7 Stages with Mondo Bizarro: The Way at Midnight

I got my ticket to Mondo Bizarro’s The Way at Midnight on a whim while getting a ticket to something else at 7 Stages. Honestly, I thought that it looked a little gimmicky and scattered from the descriptions, so I wasn’t terribly excited about it. And I guess you could say that it was kind of gimmicky and scattered, but they made that work really well and it turned out to be a very good play.

The play was directed by Joanna Russo, who also wrote the script along with Hannah Pepper-Cunningham and Nick Sile. It was a two-person show performed by Pepper-Cunningham and Sile, with each actor portraying three or four characters.
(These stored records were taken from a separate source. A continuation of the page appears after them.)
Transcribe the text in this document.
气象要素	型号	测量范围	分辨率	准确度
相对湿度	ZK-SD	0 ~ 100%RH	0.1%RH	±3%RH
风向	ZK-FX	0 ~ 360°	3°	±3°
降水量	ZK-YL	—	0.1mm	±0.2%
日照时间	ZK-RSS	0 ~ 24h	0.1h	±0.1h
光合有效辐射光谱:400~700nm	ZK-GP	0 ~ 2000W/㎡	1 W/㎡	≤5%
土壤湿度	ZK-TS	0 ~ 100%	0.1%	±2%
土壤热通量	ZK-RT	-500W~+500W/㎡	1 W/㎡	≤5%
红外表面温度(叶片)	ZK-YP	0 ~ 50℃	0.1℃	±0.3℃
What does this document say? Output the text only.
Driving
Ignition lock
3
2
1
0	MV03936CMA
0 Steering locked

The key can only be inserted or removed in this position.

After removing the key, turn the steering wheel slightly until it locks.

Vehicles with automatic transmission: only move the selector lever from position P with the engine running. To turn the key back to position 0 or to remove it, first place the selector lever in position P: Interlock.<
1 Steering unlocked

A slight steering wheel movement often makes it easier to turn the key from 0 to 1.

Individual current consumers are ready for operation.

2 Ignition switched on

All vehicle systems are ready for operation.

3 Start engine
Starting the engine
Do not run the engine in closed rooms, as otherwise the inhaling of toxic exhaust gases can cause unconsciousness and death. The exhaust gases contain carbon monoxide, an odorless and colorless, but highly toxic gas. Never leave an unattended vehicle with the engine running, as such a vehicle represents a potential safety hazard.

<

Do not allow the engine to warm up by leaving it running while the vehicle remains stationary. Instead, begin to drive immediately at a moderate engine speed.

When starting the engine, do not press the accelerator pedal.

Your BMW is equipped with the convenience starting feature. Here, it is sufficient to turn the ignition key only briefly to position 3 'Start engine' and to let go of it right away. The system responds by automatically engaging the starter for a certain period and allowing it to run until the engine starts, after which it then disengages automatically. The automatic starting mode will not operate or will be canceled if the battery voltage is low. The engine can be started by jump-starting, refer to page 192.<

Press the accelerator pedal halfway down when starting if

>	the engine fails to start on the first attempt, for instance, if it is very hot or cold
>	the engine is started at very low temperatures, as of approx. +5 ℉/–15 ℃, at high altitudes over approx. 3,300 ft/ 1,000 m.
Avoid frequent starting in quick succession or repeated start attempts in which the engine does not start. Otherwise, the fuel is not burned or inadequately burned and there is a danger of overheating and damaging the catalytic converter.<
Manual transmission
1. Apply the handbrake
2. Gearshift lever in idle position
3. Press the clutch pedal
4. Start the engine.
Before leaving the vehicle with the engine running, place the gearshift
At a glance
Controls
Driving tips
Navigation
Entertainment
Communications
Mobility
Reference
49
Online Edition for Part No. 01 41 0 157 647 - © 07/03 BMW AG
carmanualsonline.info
There was a Spanish conquistador leading an expedition for gold, urged on by a silhouette that served as a sort of the embodiment of the Castillian imperial culture of conquest. There were two bickering but warm old men, veterans of the Korean and Vietnamese wars, and the ghost of one of their lovers. And there were a couple of punk-rockers, one of whom used to work with GRASS and has developed a strong disdain for GIS, maps, and GPS. The actors would quickly switch between the characters, revealing more and more about them and the relationships between them as the stories progressed, kind of like in Jane Wagner’s The Search for Signs of Intelligent Life in the Universe. There were minor costume changes accompanying each change, but it was mostly along the lines of adding and removing hats and coats and they didn’t always do a full change with each character switch.

This was all presented on a fairly complicated minimalist set. There was a stage with a drum kit and a bunch of CRT televisions for the punk rockers. A long box that served as a casket, bench, and just a general box. A few accents, such as a wire-frame tree. And, most prominently, a set of three (later four at the end) white sheets strung up around the performance area on which animations by Miwa Matrayek were projected from the rear at various points in the show. The animations were simple and tended to do a good job of complimenting the performance without drawing attention away from the actors.

The crux of the play was an examination of how cultural forces push people away from their true selves, often without them even realizing it is happening. The spirit of Castile pushes the conquistador on even though he has become horrified by the bloodshed of his conquest. The Korean vet was closeted except for a brief moment where he felt free with his lover during the war. The ghost of his lover explains how his was being characterized as suicide because people who can’t come to terms with homosexuality can’t imagine how someone can live as a gay man. The Vietnam vet is haunted by having dropped napalm on civilians. The former GIS jockey regrets how her work was used by the government to destroy lives. The two rockers seek to destroy all maps and mapping software in an effort to free everyone from the tyranny of societal guidance obscuring the true history of the land and its people (more or less).

I think that it was the energy that Pepper-Cunningham and Sile put into their performances that really pulled me into the show. It was as wild and vital as a good punk-rock concert. I came out feeling as rocked as if I’d been to a Crass show.